In a recent article published on Linked In, Nicolas Bordas discusses personal branding (Thanks to John Aggrey for the link). I have some comments. Although Bordas seems to think that branding a person would be different from branding a product, I think not. Personal branding (like product branding) elevates the value of the person attached to the brand. How?

First consider what branding is: it is the process of linking a word, phrase or image to a product or service. If a brand owner does not protect the meaning (quality) behind the brand, the brand will lose its value. Does this discussion remind you of something in the context of human qualities? How about

INTEGRITY

I applaud any person who wants to develop a personal brand. He must think about who he is, what character traits he wants to and can represent. If he does this with consistency, anyone who associates with him will know what they are getting. But if he is not diligently consistent with those traits his personal brand will be lost.

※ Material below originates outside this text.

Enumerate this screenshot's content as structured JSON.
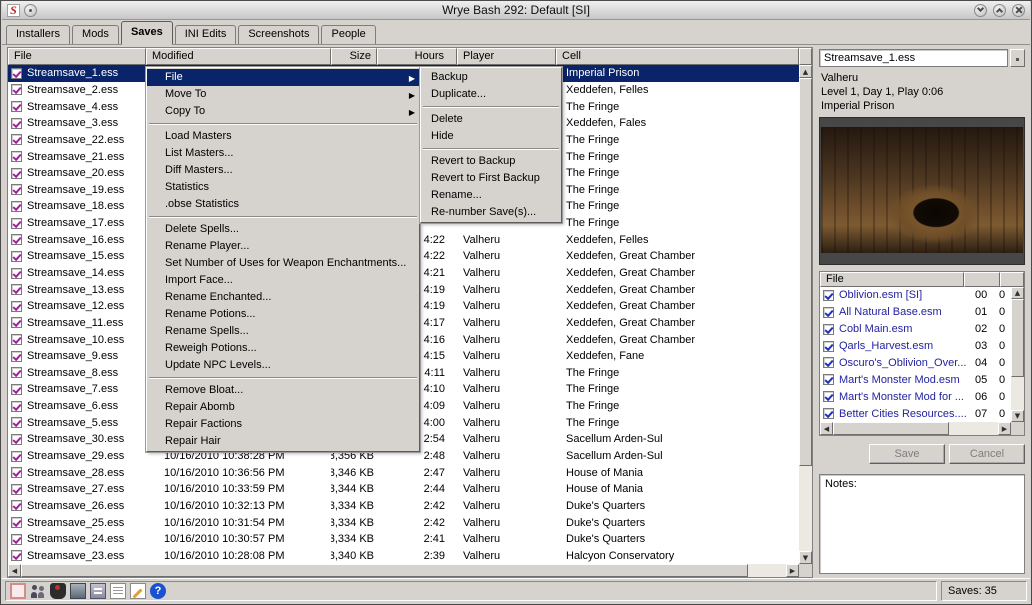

What is more, anyone who wants to develop a personal brand must be thinking about the value of that brand to society. That is, such a person is conscious of his impact on the world, trying to make that impact into something other people want or need. Building a brand around deceitfulness, narcissism, petulance and arrogance will benefit you only if you have an otherwise popular national political party promoting you, not if you are just an average person.

Thus personal branding is about creating value in your personal traits, and being internally consistent in those traits, so that your associates appreciate and always know what they are getting when they deal with you. I think more of us should be trying to create a personal brand and build its value.

As an attorney I have one more observation: Famous brand names like Tommy Hilfiger, Trump, and Martha Stewart link a person’s name to the product or service their company offers. This is not personal branding even though a personal name is used. The distinction is necessary, because different bodies of law back up product and service branding versus personal branding. Product and service branding would be impossible without trademark law. But personal branding is more generally protected by a subset of tort law known as mis-appropriation of name or likeness (or in some states, the right to publicity).